In Living Color - Reprise




"You have too good a mind to throw away. I don't quite know what we're doing on this insignificant cinder spinning away in a dark corner of the universe. That is a secret which the high gods have not confided in me. Yet one thing I believe and I believe it with every fiber of my being. A man must live by his light and do what little he can and do it as best as he can." - Walker Percy

Wiki says: Walker Percy (May 28, 1916 – May 10, 1990) was an American Southern author whose interests included philosophy and semiotics. Percy is best known for his philosophical novels set in and around New Orleans, Louisiana, the first of which, The Moviegoer, won the National Book Award for Fiction in 1962. He devoted his literary life to the exploration of "the dislocation of man in the modern age." His work displays a unique combination of existential questioning, Southern sensibility, and deep Catholic faith.

By the way: Semiotics, also called semiotic studies or (in the Saussurean tradition) semiology, is the study of signs and sign processes (semiosis), indication, designation, likeness, analogy, metaphor, symbolism, signification, and communication. Semiotics is closely related to the field of linguistics, which, for its part, studies the structure and meaning of language more specifically.
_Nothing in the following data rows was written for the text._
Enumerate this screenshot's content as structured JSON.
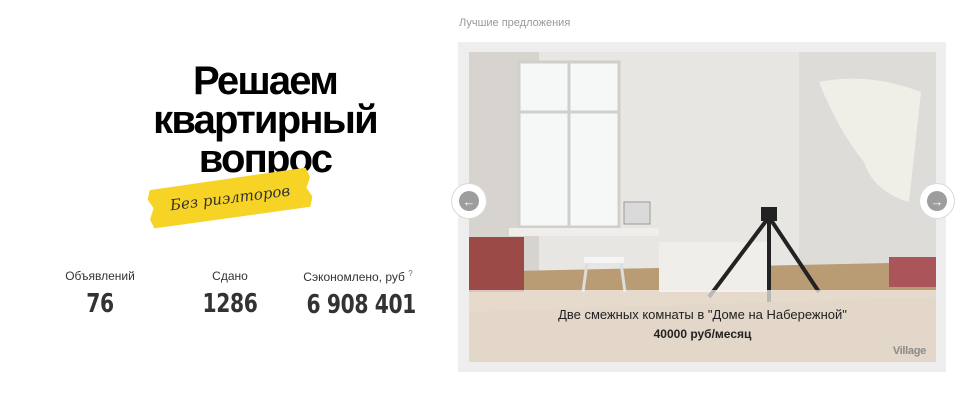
{
  "hero": {
    "title_lines": [
      "Решаем",
      "квартирный",
      "вопрос"
    ],
    "tape_label": "Без риэлторов",
    "tape_color": "#f7d325"
  },
  "stats": [
    {
      "label": "Объявлений",
      "value": "76"
    },
    {
      "label": "Сдано",
      "value": "1286"
    },
    {
      "label": "Сэкономлено, руб",
      "value": "6 908 401",
      "hint": "?"
    }
  ],
  "offers": {
    "section_label": "Лучшие предложения",
    "current": {
      "title": "Две смежных комнаты в \"Доме на Набережной\"",
      "price": "40000 руб/месяц",
      "watermark": "Village"
    },
    "prev_icon": "arrow-left-icon",
    "next_icon": "arrow-right-icon"
  }
}
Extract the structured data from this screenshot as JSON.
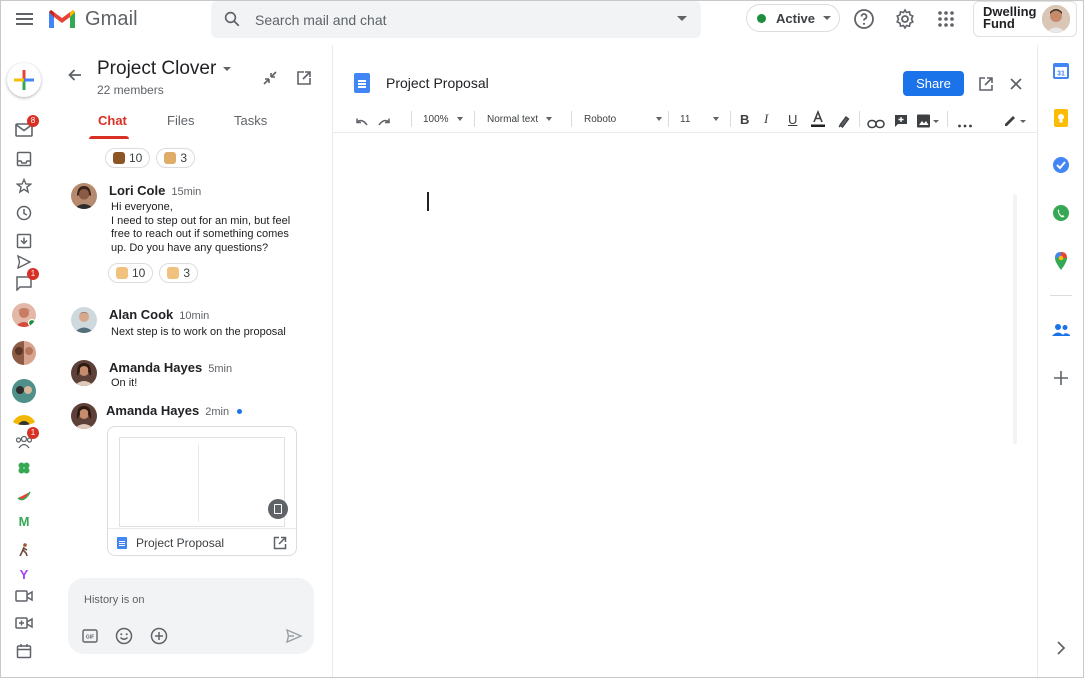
{
  "app": {
    "name": "Gmail"
  },
  "search": {
    "placeholder": "Search mail and chat"
  },
  "status": {
    "label": "Active",
    "color": "#1e8e3e"
  },
  "brand": {
    "line1": "Dwelling",
    "line2": "Fund"
  },
  "rail": {
    "badges": {
      "mail": "8",
      "chat": "1",
      "spaces": "1"
    },
    "letters": [
      "M",
      "Y"
    ]
  },
  "room": {
    "title": "Project Clover",
    "members": "22 members"
  },
  "tabs": [
    {
      "label": "Chat",
      "active": true
    },
    {
      "label": "Files",
      "active": false
    },
    {
      "label": "Tasks",
      "active": false
    }
  ],
  "reactions_top": [
    {
      "emoji": "thumbs-up-dark",
      "count": "10"
    },
    {
      "emoji": "clap",
      "count": "3"
    }
  ],
  "messages": [
    {
      "name": "Lori Cole",
      "time": "15min",
      "lines": [
        "Hi everyone,",
        "I need to step out for an min, but feel",
        "free to reach out if something comes",
        "up.  Do you have any questions?"
      ]
    },
    {
      "name": "Alan Cook",
      "time": "10min",
      "lines": [
        "Next step is to work on the proposal"
      ]
    },
    {
      "name": "Amanda Hayes",
      "time": "5min",
      "lines": [
        "On it!"
      ]
    },
    {
      "name": "Amanda Hayes",
      "time": "2min",
      "lines": []
    }
  ],
  "reactions_lori": [
    {
      "emoji": "thumbs-up-light",
      "count": "10"
    },
    {
      "emoji": "clap",
      "count": "3"
    }
  ],
  "attachment": {
    "name": "Project Proposal"
  },
  "composer": {
    "placeholder": "History is on"
  },
  "doc": {
    "title": "Project Proposal",
    "share_label": "Share",
    "zoom": "100%",
    "style": "Normal text",
    "font": "Roboto",
    "size": "11"
  },
  "colors": {
    "accent": "#d93025",
    "primary": "#1a73e8"
  }
}
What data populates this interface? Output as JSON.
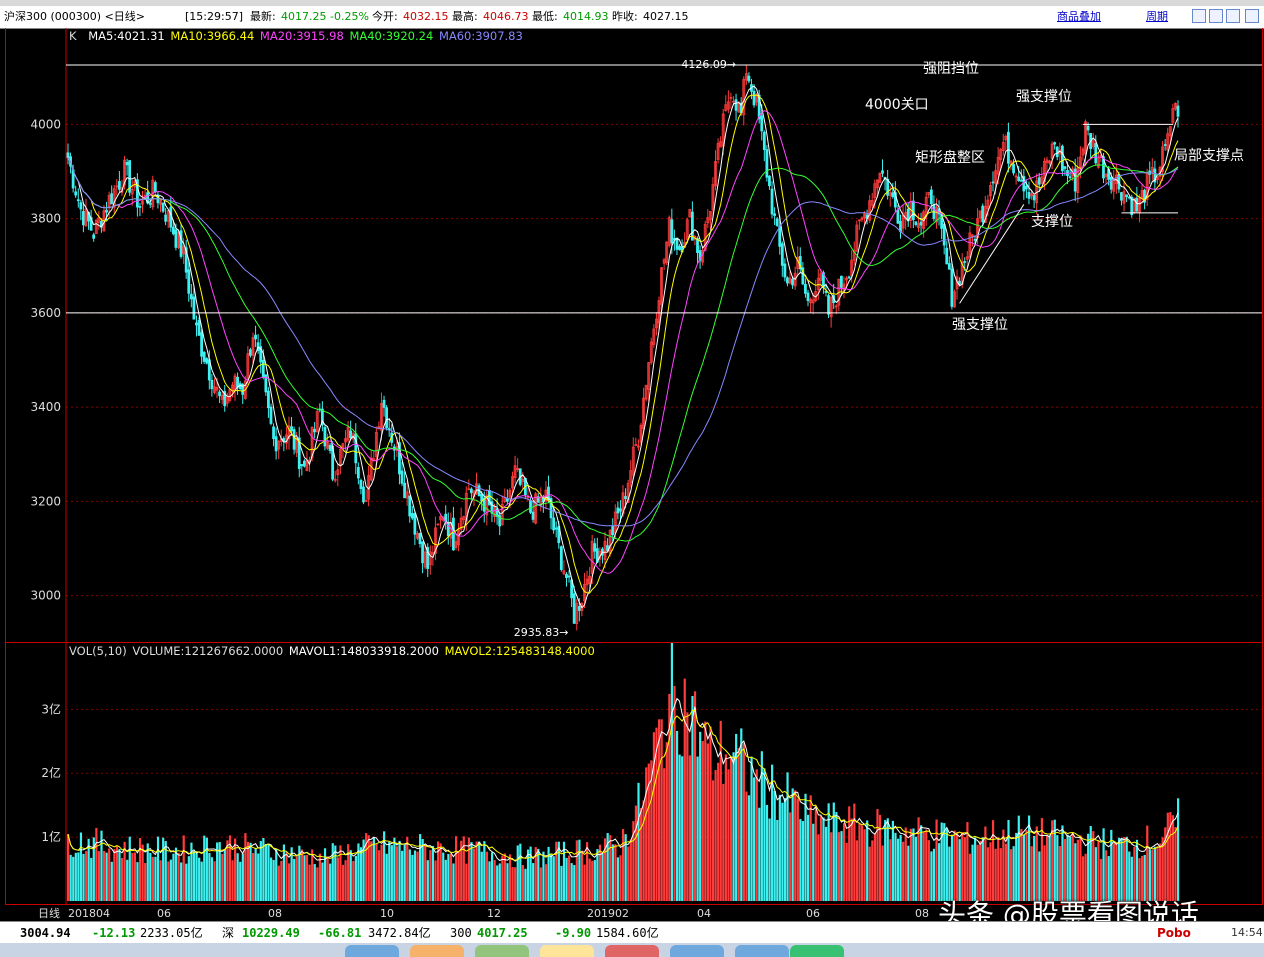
{
  "header": {
    "title": "沪深300 (000300) <日线>",
    "time": "[15:29:57]",
    "latest_label": "最新:",
    "latest_value": "4017.25",
    "change_pct": "-0.25%",
    "open_label": "今开:",
    "open_value": "4032.15",
    "high_label": "最高:",
    "high_value": "4046.73",
    "low_label": "最低:",
    "low_value": "4014.93",
    "prev_label": "昨收:",
    "prev_value": "4027.15",
    "overlay_link": "商品叠加",
    "period_link": "周期"
  },
  "ma_legend": {
    "k": "K",
    "ma5": "MA5:4021.31",
    "ma10": "MA10:3966.44",
    "ma20": "MA20:3915.98",
    "ma40": "MA40:3920.24",
    "ma60": "MA60:3907.83"
  },
  "vol_legend": {
    "vol": "VOL(5,10)",
    "volume": "VOLUME:121267662.0000",
    "mavol1": "MAVOL1:148033918.2000",
    "mavol2": "MAVOL2:125483148.4000"
  },
  "colors": {
    "up": "#ff3b3b",
    "down": "#3ef0f0",
    "ma5": "#ffffff",
    "ma10": "#ffff00",
    "ma20": "#ff44ff",
    "ma40": "#33ff33",
    "ma60": "#8888ff",
    "grid": "#8b0000"
  },
  "chart_data": {
    "type": "candlestick",
    "y_ticks": [
      "4000",
      "3800",
      "3600",
      "3400",
      "3200",
      "3000"
    ],
    "ylim": [
      2910,
      4145
    ],
    "x_ticks": [
      "日线",
      "201804",
      "06",
      "08",
      "10",
      "12",
      "201902",
      "04",
      "06",
      "08"
    ],
    "close_series": [
      {
        "t": 0,
        "v": 3930
      },
      {
        "t": 5,
        "v": 3820
      },
      {
        "t": 10,
        "v": 3770
      },
      {
        "t": 16,
        "v": 3840
      },
      {
        "t": 22,
        "v": 3900
      },
      {
        "t": 28,
        "v": 3830
      },
      {
        "t": 34,
        "v": 3860
      },
      {
        "t": 40,
        "v": 3790
      },
      {
        "t": 45,
        "v": 3720
      },
      {
        "t": 50,
        "v": 3560
      },
      {
        "t": 55,
        "v": 3480
      },
      {
        "t": 60,
        "v": 3400
      },
      {
        "t": 64,
        "v": 3450
      },
      {
        "t": 68,
        "v": 3440
      },
      {
        "t": 72,
        "v": 3560
      },
      {
        "t": 76,
        "v": 3440
      },
      {
        "t": 80,
        "v": 3330
      },
      {
        "t": 86,
        "v": 3350
      },
      {
        "t": 92,
        "v": 3270
      },
      {
        "t": 98,
        "v": 3390
      },
      {
        "t": 103,
        "v": 3260
      },
      {
        "t": 110,
        "v": 3350
      },
      {
        "t": 116,
        "v": 3200
      },
      {
        "t": 122,
        "v": 3420
      },
      {
        "t": 128,
        "v": 3300
      },
      {
        "t": 134,
        "v": 3170
      },
      {
        "t": 140,
        "v": 3060
      },
      {
        "t": 146,
        "v": 3180
      },
      {
        "t": 150,
        "v": 3120
      },
      {
        "t": 156,
        "v": 3230
      },
      {
        "t": 162,
        "v": 3200
      },
      {
        "t": 168,
        "v": 3150
      },
      {
        "t": 174,
        "v": 3260
      },
      {
        "t": 180,
        "v": 3180
      },
      {
        "t": 186,
        "v": 3210
      },
      {
        "t": 190,
        "v": 3120
      },
      {
        "t": 194,
        "v": 3040
      },
      {
        "t": 197,
        "v": 2960
      },
      {
        "t": 200,
        "v": 3000
      },
      {
        "t": 204,
        "v": 3090
      },
      {
        "t": 210,
        "v": 3110
      },
      {
        "t": 216,
        "v": 3200
      },
      {
        "t": 222,
        "v": 3340
      },
      {
        "t": 226,
        "v": 3500
      },
      {
        "t": 230,
        "v": 3650
      },
      {
        "t": 234,
        "v": 3780
      },
      {
        "t": 238,
        "v": 3740
      },
      {
        "t": 242,
        "v": 3800
      },
      {
        "t": 246,
        "v": 3720
      },
      {
        "t": 250,
        "v": 3830
      },
      {
        "t": 254,
        "v": 3970
      },
      {
        "t": 258,
        "v": 4080
      },
      {
        "t": 262,
        "v": 4020
      },
      {
        "t": 264,
        "v": 4120
      },
      {
        "t": 268,
        "v": 4040
      },
      {
        "t": 272,
        "v": 3900
      },
      {
        "t": 276,
        "v": 3760
      },
      {
        "t": 280,
        "v": 3660
      },
      {
        "t": 284,
        "v": 3700
      },
      {
        "t": 288,
        "v": 3620
      },
      {
        "t": 292,
        "v": 3680
      },
      {
        "t": 296,
        "v": 3600
      },
      {
        "t": 300,
        "v": 3650
      },
      {
        "t": 304,
        "v": 3700
      },
      {
        "t": 308,
        "v": 3780
      },
      {
        "t": 312,
        "v": 3840
      },
      {
        "t": 316,
        "v": 3910
      },
      {
        "t": 320,
        "v": 3850
      },
      {
        "t": 324,
        "v": 3800
      },
      {
        "t": 328,
        "v": 3830
      },
      {
        "t": 332,
        "v": 3790
      },
      {
        "t": 336,
        "v": 3850
      },
      {
        "t": 340,
        "v": 3760
      },
      {
        "t": 344,
        "v": 3640
      },
      {
        "t": 348,
        "v": 3700
      },
      {
        "t": 352,
        "v": 3760
      },
      {
        "t": 356,
        "v": 3820
      },
      {
        "t": 360,
        "v": 3900
      },
      {
        "t": 364,
        "v": 3960
      },
      {
        "t": 368,
        "v": 3920
      },
      {
        "t": 372,
        "v": 3880
      },
      {
        "t": 376,
        "v": 3850
      },
      {
        "t": 380,
        "v": 3900
      },
      {
        "t": 384,
        "v": 3960
      },
      {
        "t": 388,
        "v": 3900
      },
      {
        "t": 392,
        "v": 3880
      },
      {
        "t": 396,
        "v": 3990
      },
      {
        "t": 400,
        "v": 3940
      },
      {
        "t": 404,
        "v": 3900
      },
      {
        "t": 408,
        "v": 3880
      },
      {
        "t": 412,
        "v": 3850
      },
      {
        "t": 416,
        "v": 3820
      },
      {
        "t": 420,
        "v": 3870
      },
      {
        "t": 424,
        "v": 3900
      },
      {
        "t": 428,
        "v": 3960
      },
      {
        "t": 430,
        "v": 4040
      },
      {
        "t": 432,
        "v": 4017
      }
    ],
    "volume_series": [
      {
        "t": 0,
        "v": 1.0
      },
      {
        "t": 20,
        "v": 0.85
      },
      {
        "t": 40,
        "v": 0.8
      },
      {
        "t": 60,
        "v": 0.9
      },
      {
        "t": 80,
        "v": 0.8
      },
      {
        "t": 100,
        "v": 0.7
      },
      {
        "t": 120,
        "v": 0.9
      },
      {
        "t": 140,
        "v": 0.85
      },
      {
        "t": 160,
        "v": 0.8
      },
      {
        "t": 180,
        "v": 0.7
      },
      {
        "t": 200,
        "v": 0.8
      },
      {
        "t": 215,
        "v": 0.9
      },
      {
        "t": 222,
        "v": 1.5
      },
      {
        "t": 230,
        "v": 2.6
      },
      {
        "t": 236,
        "v": 3.4
      },
      {
        "t": 242,
        "v": 3.0
      },
      {
        "t": 250,
        "v": 2.3
      },
      {
        "t": 258,
        "v": 2.4
      },
      {
        "t": 266,
        "v": 2.0
      },
      {
        "t": 274,
        "v": 1.8
      },
      {
        "t": 290,
        "v": 1.3
      },
      {
        "t": 310,
        "v": 1.2
      },
      {
        "t": 330,
        "v": 1.1
      },
      {
        "t": 350,
        "v": 1.0
      },
      {
        "t": 370,
        "v": 1.1
      },
      {
        "t": 390,
        "v": 1.0
      },
      {
        "t": 410,
        "v": 0.9
      },
      {
        "t": 425,
        "v": 1.0
      },
      {
        "t": 432,
        "v": 1.3
      }
    ],
    "vol_y_ticks": [
      "3亿",
      "2亿",
      "1亿"
    ],
    "vol_ylim": [
      0,
      3.6
    ],
    "annotations": [
      {
        "text": "强阻挡位",
        "kind": "label"
      },
      {
        "text": "强支撑位",
        "kind": "label",
        "id": "upper_support"
      },
      {
        "text": "4000关口",
        "kind": "label"
      },
      {
        "text": "矩形盘整区",
        "kind": "label"
      },
      {
        "text": "局部支撑点",
        "kind": "label"
      },
      {
        "text": "支撑位",
        "kind": "label"
      },
      {
        "text": "强支撑位",
        "kind": "label",
        "id": "lower_support"
      },
      {
        "text": "4126.09",
        "kind": "high_marker"
      },
      {
        "text": "2935.83",
        "kind": "low_marker"
      }
    ],
    "horizontal_levels": [
      4126,
      3600
    ]
  },
  "statusbar": {
    "sh_index": "3004.94",
    "sh_change": "-12.13",
    "sh_amount": "2233.05亿",
    "sz_label": "深",
    "sz_index": "10229.49",
    "sz_change": "-66.81",
    "sz_amount": "3472.84亿",
    "hs_label": "300",
    "hs_index": "4017.25",
    "hs_change": "-9.90",
    "hs_amount": "1584.60亿",
    "brand": "Pobo",
    "clock": "14:54"
  },
  "watermark": "头条 @股票看图说话"
}
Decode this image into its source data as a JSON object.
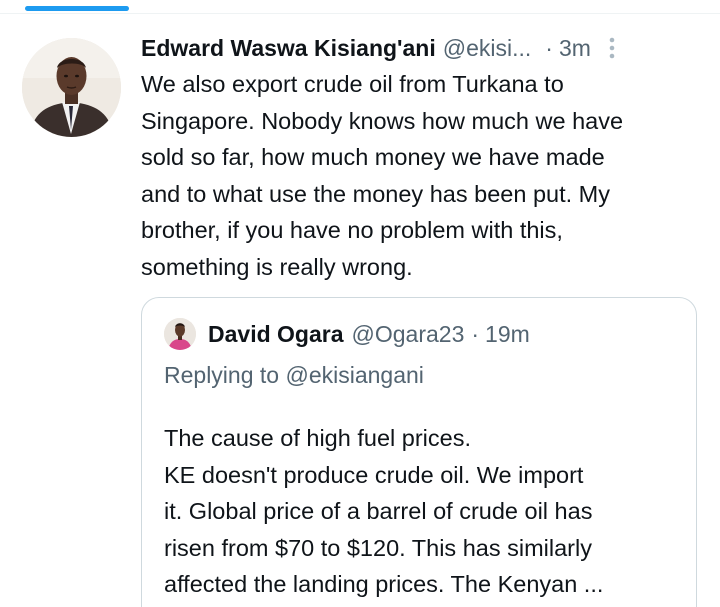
{
  "tweet": {
    "author_name": "Edward Waswa Kisiang'ani",
    "author_handle": "@ekisi...",
    "separator": "·",
    "time": "3m",
    "avatar_icon": "user-photo",
    "more_icon": "more-vertical-icon",
    "text": "We also export crude oil from Turkana to\nSingapore. Nobody knows how much we have\nsold so far, how much money we have made\nand to what use the money has been put. My\nbrother, if you have no problem with this,\nsomething is really wrong."
  },
  "quoted_tweet": {
    "author_name": "David Ogara",
    "author_handle": "@Ogara23",
    "separator": "·",
    "time": "19m",
    "avatar_icon": "user-photo",
    "replying_prefix": "Replying to",
    "replying_handle": "@ekisiangani",
    "text": "The cause of high fuel prices.\nKE doesn't produce crude oil. We import\nit. Global price of a barrel of crude oil has\nrisen from $70 to $120. This has similarly\naffected the landing prices. The Kenyan ..."
  },
  "colors": {
    "accent": "#1d9bf0",
    "text_primary": "#0f1419",
    "text_secondary": "#536471",
    "border": "#cfd9de"
  }
}
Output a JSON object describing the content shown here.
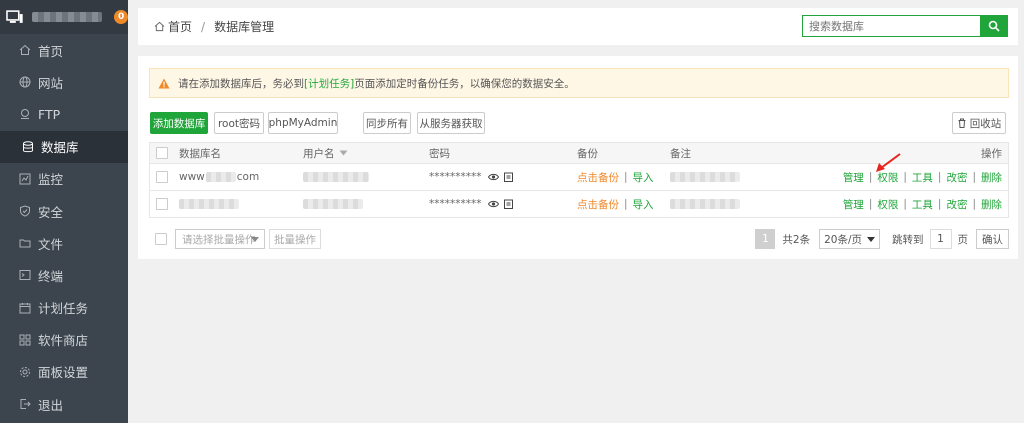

Semiotics is often divided into three branches:
Semantics: Relation between signs and the things to which they refer; their denotata, or meaning
Syntactics: Relations among signs in formal structures
Pragmatics: Relation between signs and the effects they have on the people who use them


In Living Color

To think I was there
At the unmasking moment
And saw your true face.
This is like early
Crocuses coming up, out
With their purple blooms
Just after the snows.
They too guess right times
As you did just now, showing
Courage in the gray.

Written January 9, 2009 9:23 AM
First Posted May 30,2009

9 comments:

  1. I looked up semiotics as soon as I ran accross it, I could have waited and read just a little further.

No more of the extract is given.